Brechung Weil das Erinnern der Schoa als ein soziales Geschehen verstanden werden muss, das in einer bestimmten gegenwärtigen Situation immer wieder eine Neukonstruktion erfährt, in welche die Nachkommen der Opfer szenisch eingebunden sind, werden auch die Zweite und Dritte Generation zu Trägern von erinnerten Erfahrungen der Übriggebliebenen (der Ersten Generation). Von Erfahrungen allerdings, die sie nicht selbst erlebt haben, wenngleich es ihnen aufgrund der Identifizierung mit den Eltern oder Großeltern so erscheinen mag, als seien sie selbst dabei gewesen.
Die Nachkommen wurden »in den Holocaust hineingeboren« (Yossi Hadar), aber die Erinnerungen der Überlebenden erfahren stets vielfache »Brechungen«. Sie werden nicht einfach weitergegeben, als handele es sich um einen Gegenstand. Die Trauma-Tradierung erfolgt in Gestalt von Beziehungserfahrungen, ist mithin von persönlichen Eigenschaften der Beteiligten wie auch von ödipalen Konfliktkonstellationen geprägt und stets in bestimmte kulturelle und gesellschaftliche Bedingungen eingebettet.
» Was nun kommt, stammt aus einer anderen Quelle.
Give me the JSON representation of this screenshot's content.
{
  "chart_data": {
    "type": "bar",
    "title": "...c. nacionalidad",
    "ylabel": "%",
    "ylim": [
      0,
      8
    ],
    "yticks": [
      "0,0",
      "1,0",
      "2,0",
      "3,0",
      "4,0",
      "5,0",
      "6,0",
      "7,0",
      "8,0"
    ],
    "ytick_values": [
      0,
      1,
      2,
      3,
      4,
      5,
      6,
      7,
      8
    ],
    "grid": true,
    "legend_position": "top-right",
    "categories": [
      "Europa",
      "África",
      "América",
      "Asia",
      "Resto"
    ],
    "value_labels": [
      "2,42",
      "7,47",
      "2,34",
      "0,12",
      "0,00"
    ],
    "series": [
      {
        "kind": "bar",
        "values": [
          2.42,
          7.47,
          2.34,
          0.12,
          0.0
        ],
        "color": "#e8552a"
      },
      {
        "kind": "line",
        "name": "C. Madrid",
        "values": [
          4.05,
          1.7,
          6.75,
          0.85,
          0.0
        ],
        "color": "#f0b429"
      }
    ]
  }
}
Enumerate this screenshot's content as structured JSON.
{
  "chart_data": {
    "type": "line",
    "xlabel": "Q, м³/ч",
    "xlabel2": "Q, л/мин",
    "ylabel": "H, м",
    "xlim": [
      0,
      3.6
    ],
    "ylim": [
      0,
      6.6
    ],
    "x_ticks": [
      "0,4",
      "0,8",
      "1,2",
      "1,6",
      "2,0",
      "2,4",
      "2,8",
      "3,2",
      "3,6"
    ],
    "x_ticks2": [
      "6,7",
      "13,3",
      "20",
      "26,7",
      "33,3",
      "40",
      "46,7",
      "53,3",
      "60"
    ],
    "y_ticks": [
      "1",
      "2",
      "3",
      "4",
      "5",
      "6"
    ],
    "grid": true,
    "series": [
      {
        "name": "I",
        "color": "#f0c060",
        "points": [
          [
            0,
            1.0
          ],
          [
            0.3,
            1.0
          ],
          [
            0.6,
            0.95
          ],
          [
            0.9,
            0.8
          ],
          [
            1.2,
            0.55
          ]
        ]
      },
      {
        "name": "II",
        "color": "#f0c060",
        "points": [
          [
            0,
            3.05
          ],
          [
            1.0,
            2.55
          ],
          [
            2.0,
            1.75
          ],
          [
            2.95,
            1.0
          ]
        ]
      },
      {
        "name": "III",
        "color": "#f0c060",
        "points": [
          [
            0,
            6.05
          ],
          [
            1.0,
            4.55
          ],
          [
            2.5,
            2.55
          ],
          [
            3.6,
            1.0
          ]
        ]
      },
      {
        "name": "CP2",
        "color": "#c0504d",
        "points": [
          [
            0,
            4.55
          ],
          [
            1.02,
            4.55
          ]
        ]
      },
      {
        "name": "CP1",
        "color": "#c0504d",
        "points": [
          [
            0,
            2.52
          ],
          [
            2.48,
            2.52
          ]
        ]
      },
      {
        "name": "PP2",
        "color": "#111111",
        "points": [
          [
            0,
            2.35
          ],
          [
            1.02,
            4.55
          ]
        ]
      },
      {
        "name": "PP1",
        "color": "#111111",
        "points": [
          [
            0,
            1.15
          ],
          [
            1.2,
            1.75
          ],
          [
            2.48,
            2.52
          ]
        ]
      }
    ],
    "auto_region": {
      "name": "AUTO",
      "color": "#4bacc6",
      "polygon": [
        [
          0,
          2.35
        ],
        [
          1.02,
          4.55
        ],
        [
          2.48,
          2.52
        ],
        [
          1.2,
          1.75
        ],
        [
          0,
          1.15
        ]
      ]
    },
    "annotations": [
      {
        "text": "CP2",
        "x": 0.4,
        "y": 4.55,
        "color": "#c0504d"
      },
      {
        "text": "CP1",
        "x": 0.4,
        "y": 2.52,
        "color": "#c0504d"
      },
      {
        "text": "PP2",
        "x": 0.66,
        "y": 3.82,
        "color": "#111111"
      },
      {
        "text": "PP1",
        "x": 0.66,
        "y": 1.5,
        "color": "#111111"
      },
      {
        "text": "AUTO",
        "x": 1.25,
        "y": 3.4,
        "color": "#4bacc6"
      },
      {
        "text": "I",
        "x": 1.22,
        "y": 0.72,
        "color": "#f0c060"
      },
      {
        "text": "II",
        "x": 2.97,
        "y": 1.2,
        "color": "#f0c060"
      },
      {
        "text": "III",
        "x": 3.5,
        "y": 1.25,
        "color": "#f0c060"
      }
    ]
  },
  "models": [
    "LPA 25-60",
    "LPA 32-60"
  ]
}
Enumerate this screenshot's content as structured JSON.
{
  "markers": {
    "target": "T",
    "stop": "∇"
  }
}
Das »szenische Erinnern der Schoa« stellt somit keine bloße Wiederholung von »Flashbacks« dar, auch wenn sich manche Erfahrungen in das Seelenleben der Überlebenden eingebrannt haben, die in bestimmten sozialen Situationen plötzlich aufbrechen.
Der Auschwitz-Überlebende Norbert Wollheim sagte 1946, die Überlebenden seien zwar gerettet worden, nicht aber befreit. Dass dies auch fast sieben Jahrzehnte später noch immer Geltung hat und dass auch die Kinder und Enkel der Opfer in dem Erleben ihrer Gegenwart in die Verfolgungsgeschichte ihrer Vorfahren eingebunden sind, ist sicherlich eine belastende Erkenntnis. Sie gehört jedoch zu einer »Erbschaft«, die kein Mensch ausschlagen kann.
Der Autor ist Psychoanalytiker und leitet am Sigmund-Freud-Institut in Frankfurt/M. mit Friedrich Markert das Forschungsprojekt »Szenisches Erinnern der Shoah. Zur transgenerationalen Tradierung extremen Traumas in Deutschland«. In der kommenden Woche wird er bei der Berliner Tagung der Bildungsabteilung des Zentralrats der Juden »A never ending story. Erinnerung und Trauma in der 3. Generation« einen Einführungsvortrag halten.